As a St Martins School pupil in Christchurch she was teased by teachers and peers for being thin.

Now the 25-year-old, size-6 mother of one, standing 1.67 metres and weighing 44 kilograms, is too self-conscious to go swimming.

''I love swimming, but I hate getting into the pool in the daylight because people stare at me and I hear them whispering,'' she said.

''I like going to the Tekapo hot pools because in the dark nobody can see me.''

Johnson, an interior design student juggling her correspondence study with the care of 2-year-old daughter Xanthe, said even as an adult she was hassled about her weight.

''I have had strangers come up to me in shops and tell me I need to eat something,'' she said.

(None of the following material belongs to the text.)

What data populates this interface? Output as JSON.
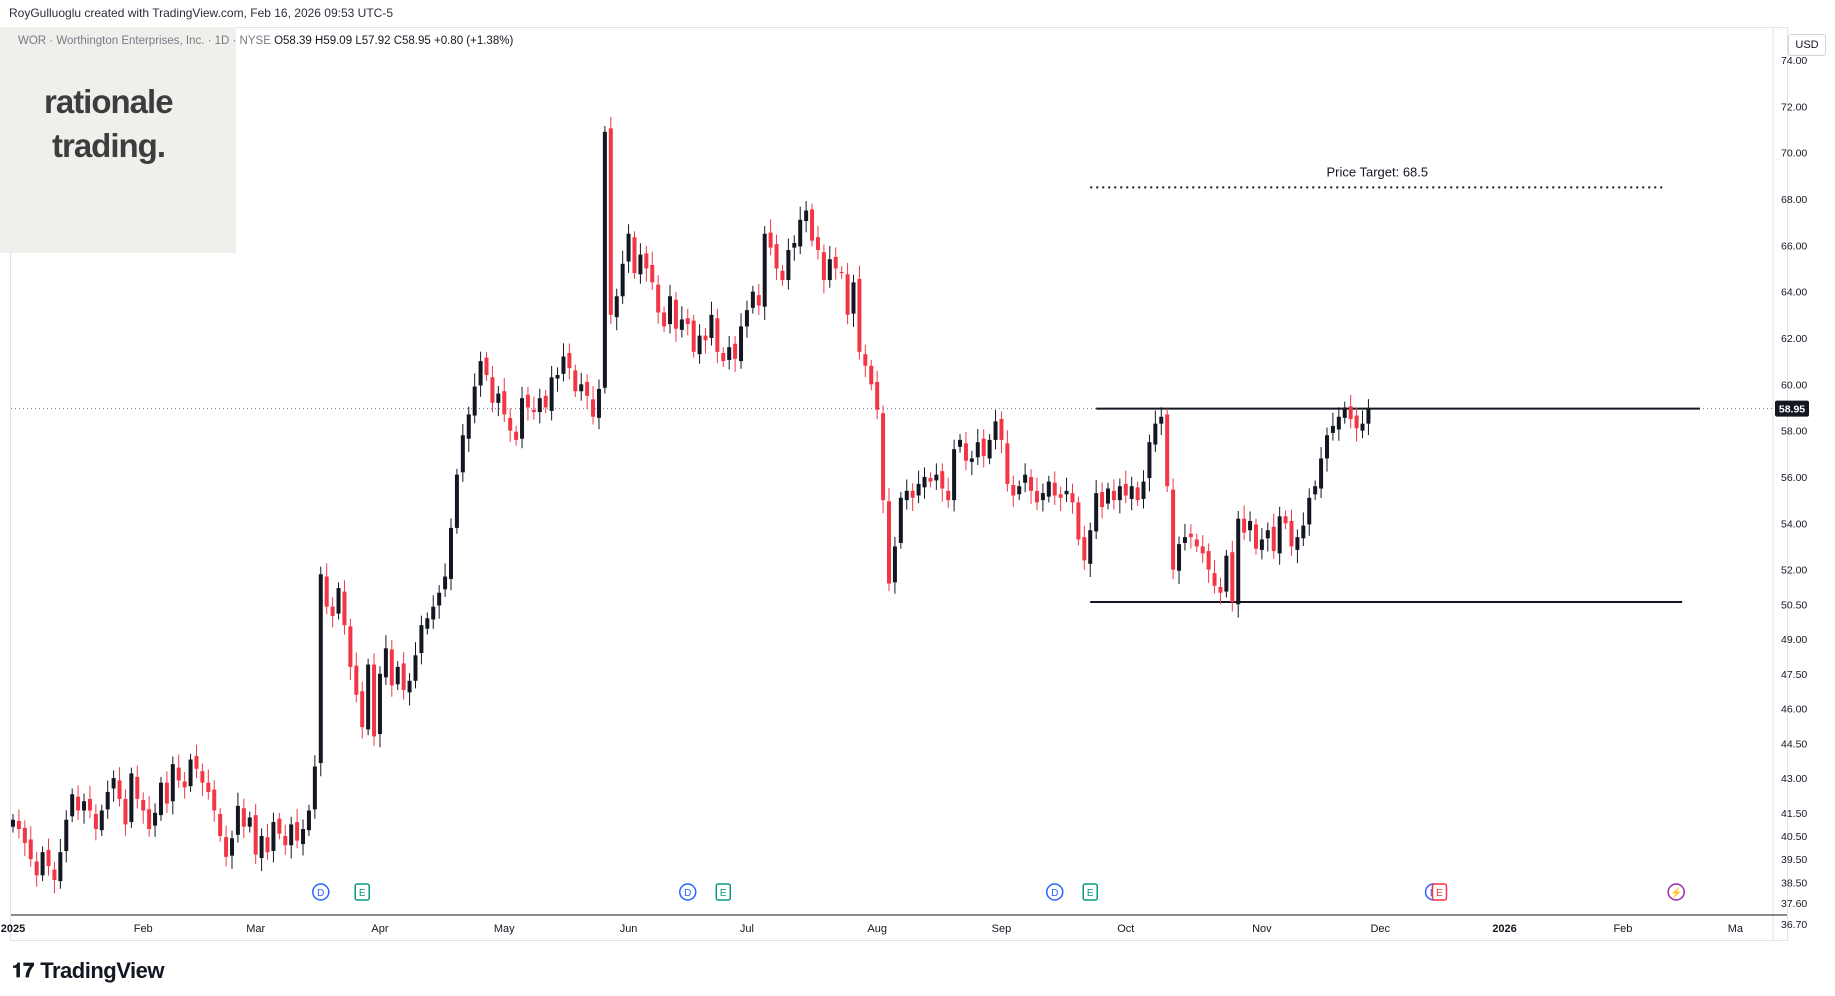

Facing the opposite problem is Massey University lecturer Cat Pause.

She has called for New Zealand to be the first country to outlaw discrimination against fat people.

She said ''fattism'' was the last socially acceptable form of prejudice.

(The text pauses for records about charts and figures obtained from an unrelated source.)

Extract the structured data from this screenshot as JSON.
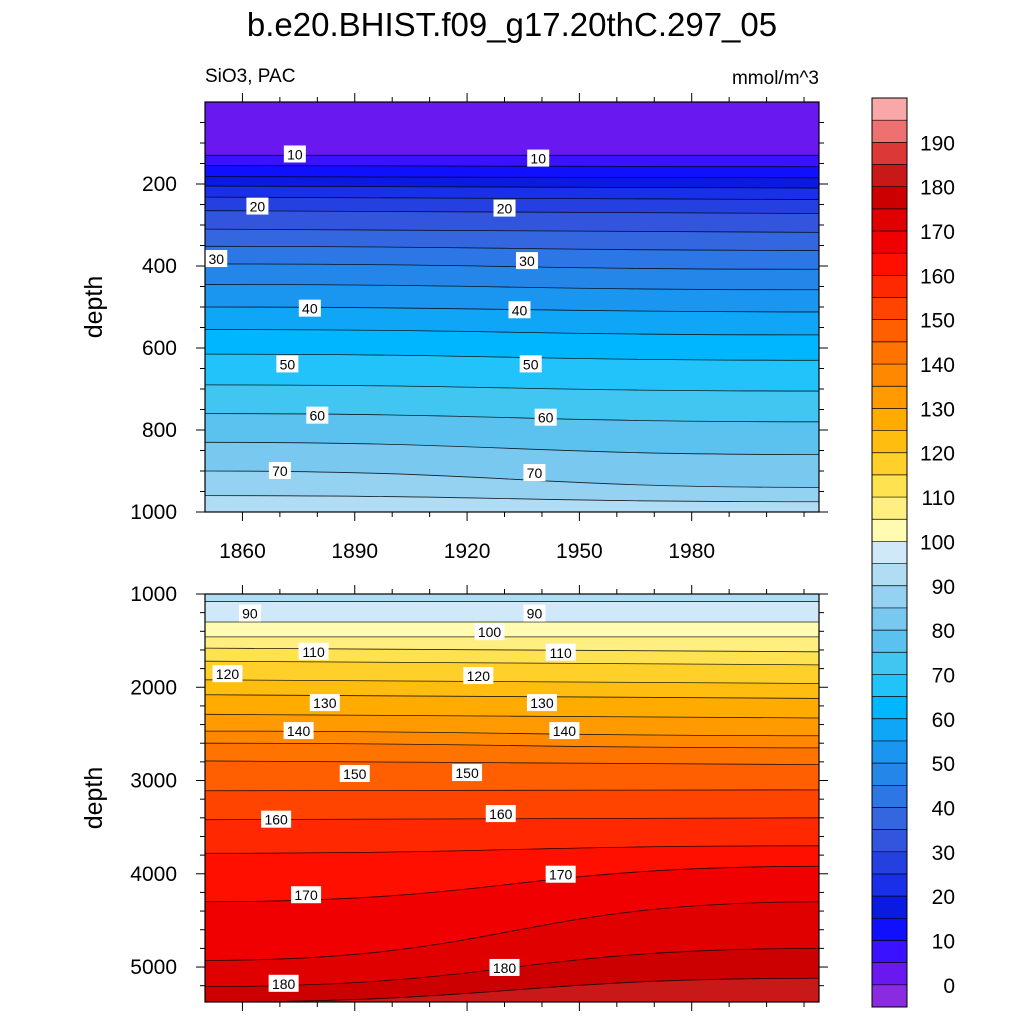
{
  "chart_data": {
    "type": "contour",
    "title": "b.e20.BHIST.f09_g17.20thC.297_05",
    "subtitle_left": "SiO3, PAC",
    "units": "mmol/m^3",
    "xlim": [
      1850,
      2014
    ],
    "x_ticks": [
      1860,
      1890,
      1920,
      1950,
      1980
    ],
    "x_minor_step": 10,
    "colorbar": {
      "levels": [
        -5,
        0,
        5,
        10,
        15,
        20,
        25,
        30,
        35,
        40,
        45,
        50,
        55,
        60,
        65,
        70,
        75,
        80,
        85,
        90,
        95,
        100,
        105,
        110,
        115,
        120,
        125,
        130,
        135,
        140,
        145,
        150,
        155,
        160,
        165,
        170,
        175,
        180,
        185,
        190,
        195
      ],
      "tick_labels": [
        "0",
        "10",
        "20",
        "30",
        "40",
        "50",
        "60",
        "70",
        "80",
        "90",
        "100",
        "110",
        "120",
        "130",
        "140",
        "150",
        "160",
        "170",
        "180",
        "190"
      ],
      "colors": [
        "#8a2be2",
        "#6a18f0",
        "#3a12ff",
        "#1010ff",
        "#0a1ae0",
        "#1a2fe8",
        "#2540e0",
        "#3355dd",
        "#3466e0",
        "#2c76e6",
        "#2586ea",
        "#1b96f0",
        "#10a6f8",
        "#00b7ff",
        "#22c3fb",
        "#41c6f2",
        "#5bc2ef",
        "#78c8f0",
        "#95d1f0",
        "#b0dcf4",
        "#cfe9f8",
        "#fffbb0",
        "#ffee80",
        "#ffe250",
        "#ffd02a",
        "#ffbd10",
        "#ffab00",
        "#ff9a00",
        "#ff8800",
        "#ff7400",
        "#ff5f00",
        "#ff4400",
        "#ff2800",
        "#ff0f00",
        "#f00000",
        "#e00000",
        "#cc0000",
        "#c81818",
        "#dc3838",
        "#ef7070",
        "#f9a8a8"
      ]
    },
    "panels": [
      {
        "name": "upper",
        "ylabel": "depth",
        "ylim": [
          0,
          1000
        ],
        "y_ticks": [
          200,
          400,
          600,
          800,
          1000
        ],
        "y_minor_step": 50,
        "show_x_tick_labels": true,
        "contour_lines": [
          {
            "value": 5,
            "depth_start": 130,
            "depth_end": 130
          },
          {
            "value": 10,
            "depth_start": 155,
            "depth_end": 158
          },
          {
            "value": 15,
            "depth_start": 182,
            "depth_end": 185
          },
          {
            "value": 20,
            "depth_start": 205,
            "depth_end": 210
          },
          {
            "value": 25,
            "depth_start": 232,
            "depth_end": 238
          },
          {
            "value": 30,
            "depth_start": 265,
            "depth_end": 272
          },
          {
            "value": 35,
            "depth_start": 310,
            "depth_end": 318
          },
          {
            "value": 40,
            "depth_start": 352,
            "depth_end": 362
          },
          {
            "value": 45,
            "depth_start": 395,
            "depth_end": 408
          },
          {
            "value": 50,
            "depth_start": 445,
            "depth_end": 458
          },
          {
            "value": 55,
            "depth_start": 500,
            "depth_end": 512
          },
          {
            "value": 60,
            "depth_start": 555,
            "depth_end": 568
          },
          {
            "value": 65,
            "depth_start": 615,
            "depth_end": 630
          },
          {
            "value": 70,
            "depth_start": 690,
            "depth_end": 705
          },
          {
            "value": 75,
            "depth_start": 760,
            "depth_end": 780
          },
          {
            "value": 80,
            "depth_start": 830,
            "depth_end": 860
          },
          {
            "value": 85,
            "depth_start": 900,
            "depth_end": 940
          },
          {
            "value": 90,
            "depth_start": 960,
            "depth_end": 975
          }
        ],
        "contour_labels": [
          {
            "text": "10",
            "year": 1874,
            "depth": 128
          },
          {
            "text": "10",
            "year": 1939,
            "depth": 138
          },
          {
            "text": "20",
            "year": 1864,
            "depth": 255
          },
          {
            "text": "20",
            "year": 1930,
            "depth": 260
          },
          {
            "text": "30",
            "year": 1853,
            "depth": 383
          },
          {
            "text": "30",
            "year": 1936,
            "depth": 388
          },
          {
            "text": "40",
            "year": 1878,
            "depth": 504
          },
          {
            "text": "40",
            "year": 1934,
            "depth": 508
          },
          {
            "text": "50",
            "year": 1872,
            "depth": 640
          },
          {
            "text": "50",
            "year": 1937,
            "depth": 640
          },
          {
            "text": "60",
            "year": 1880,
            "depth": 765
          },
          {
            "text": "60",
            "year": 1941,
            "depth": 770
          },
          {
            "text": "70",
            "year": 1870,
            "depth": 900
          },
          {
            "text": "70",
            "year": 1938,
            "depth": 905
          }
        ]
      },
      {
        "name": "lower",
        "ylabel": "depth",
        "ylim": [
          1000,
          5375
        ],
        "y_ticks": [
          1000,
          2000,
          3000,
          4000,
          5000
        ],
        "y_minor_step": 200,
        "show_x_tick_labels": false,
        "contour_lines": [
          {
            "value": 95,
            "depth_start": 1080,
            "depth_end": 1080
          },
          {
            "value": 100,
            "depth_start": 1300,
            "depth_end": 1300
          },
          {
            "value": 105,
            "depth_start": 1460,
            "depth_end": 1460
          },
          {
            "value": 110,
            "depth_start": 1580,
            "depth_end": 1620
          },
          {
            "value": 115,
            "depth_start": 1720,
            "depth_end": 1760
          },
          {
            "value": 120,
            "depth_start": 1920,
            "depth_end": 1960
          },
          {
            "value": 125,
            "depth_start": 2080,
            "depth_end": 2120
          },
          {
            "value": 130,
            "depth_start": 2290,
            "depth_end": 2330
          },
          {
            "value": 135,
            "depth_start": 2470,
            "depth_end": 2520
          },
          {
            "value": 140,
            "depth_start": 2600,
            "depth_end": 2650
          },
          {
            "value": 145,
            "depth_start": 2790,
            "depth_end": 2830
          },
          {
            "value": 150,
            "depth_start": 3110,
            "depth_end": 3100
          },
          {
            "value": 155,
            "depth_start": 3420,
            "depth_end": 3400
          },
          {
            "value": 160,
            "depth_start": 3780,
            "depth_end": 3700
          },
          {
            "value": 165,
            "depth_start": 4300,
            "depth_end": 3920
          },
          {
            "value": 170,
            "depth_start": 4930,
            "depth_end": 4300
          },
          {
            "value": 175,
            "depth_start": 5210,
            "depth_end": 4800
          },
          {
            "value": 180,
            "depth_start": 5375,
            "depth_end": 5120
          }
        ],
        "contour_labels": [
          {
            "text": "90",
            "year": 1862,
            "depth": 1210
          },
          {
            "text": "90",
            "year": 1938,
            "depth": 1210
          },
          {
            "text": "100",
            "year": 1926,
            "depth": 1410
          },
          {
            "text": "110",
            "year": 1879,
            "depth": 1620
          },
          {
            "text": "110",
            "year": 1945,
            "depth": 1630
          },
          {
            "text": "120",
            "year": 1856,
            "depth": 1860
          },
          {
            "text": "120",
            "year": 1923,
            "depth": 1880
          },
          {
            "text": "130",
            "year": 1882,
            "depth": 2170
          },
          {
            "text": "130",
            "year": 1940,
            "depth": 2170
          },
          {
            "text": "140",
            "year": 1875,
            "depth": 2470
          },
          {
            "text": "140",
            "year": 1946,
            "depth": 2470
          },
          {
            "text": "150",
            "year": 1890,
            "depth": 2930
          },
          {
            "text": "150",
            "year": 1920,
            "depth": 2920
          },
          {
            "text": "160",
            "year": 1869,
            "depth": 3420
          },
          {
            "text": "160",
            "year": 1929,
            "depth": 3360
          },
          {
            "text": "170",
            "year": 1877,
            "depth": 4230
          },
          {
            "text": "170",
            "year": 1945,
            "depth": 4010
          },
          {
            "text": "180",
            "year": 1871,
            "depth": 5180
          },
          {
            "text": "180",
            "year": 1930,
            "depth": 5010
          }
        ]
      }
    ]
  }
}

Fat people lived in a culture that openly hated them, she said.

''We always hear about the war on obesity, and any time a politician or someone studying public health policy talks about solving the obesity epidemic ... they're talking about a programme of social eugenics to get rid of me.''

Pause, 32, has organised New Zealand's first fat studies conference in Wellington this week.

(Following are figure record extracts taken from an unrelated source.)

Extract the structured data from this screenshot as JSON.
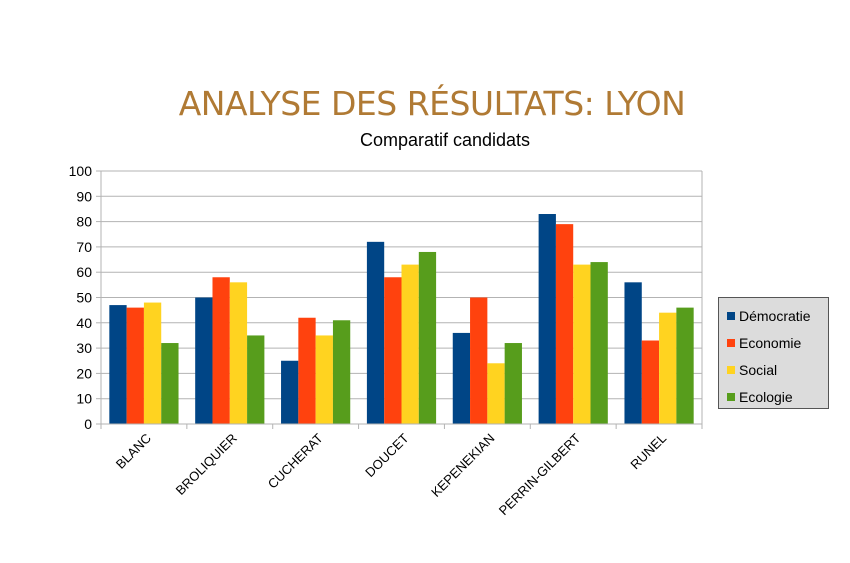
{
  "slide": {
    "title": "ANALYSE DES RÉSULTATS: LYON"
  },
  "chart_data": {
    "type": "bar",
    "title": "Comparatif candidats",
    "xlabel": "",
    "ylabel": "",
    "ylim": [
      0,
      100
    ],
    "yticks": [
      0,
      10,
      20,
      30,
      40,
      50,
      60,
      70,
      80,
      90,
      100
    ],
    "grid": true,
    "legend_position": "right",
    "categories": [
      "BLANC",
      "BROLIQUIER",
      "CUCHERAT",
      "DOUCET",
      "KEPENEKIAN",
      "PERRIN-GILBERT",
      "RUNEL"
    ],
    "series": [
      {
        "name": "Démocratie",
        "color": "#004586",
        "values": [
          47,
          50,
          25,
          72,
          36,
          83,
          56
        ]
      },
      {
        "name": "Economie",
        "color": "#ff420e",
        "values": [
          46,
          58,
          42,
          58,
          50,
          79,
          33
        ]
      },
      {
        "name": "Social",
        "color": "#ffd320",
        "values": [
          48,
          56,
          35,
          63,
          24,
          63,
          44
        ]
      },
      {
        "name": "Ecologie",
        "color": "#579d1c",
        "values": [
          32,
          35,
          41,
          68,
          32,
          64,
          46
        ]
      }
    ]
  }
}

Being slender runs in Johnson's family, with her mother facing similar taunts.

Despite eating far more than her tradesman husband, and having a sweet tooth, Johnson does not put on weight.

She said popular culture portraying thin women as ''mean'' did not help.

''If you look back through Disney films, the evil woman is always the thin one. Look at Cruella de Vil in 101 Dalmations.''

She said it was time people stopped ''thinism'' as well as ''fattism''- taunting others because of their weight.

''If we are going to stop teasing people for being overweight we need to stop teasing people for being considered too thin,'' she said.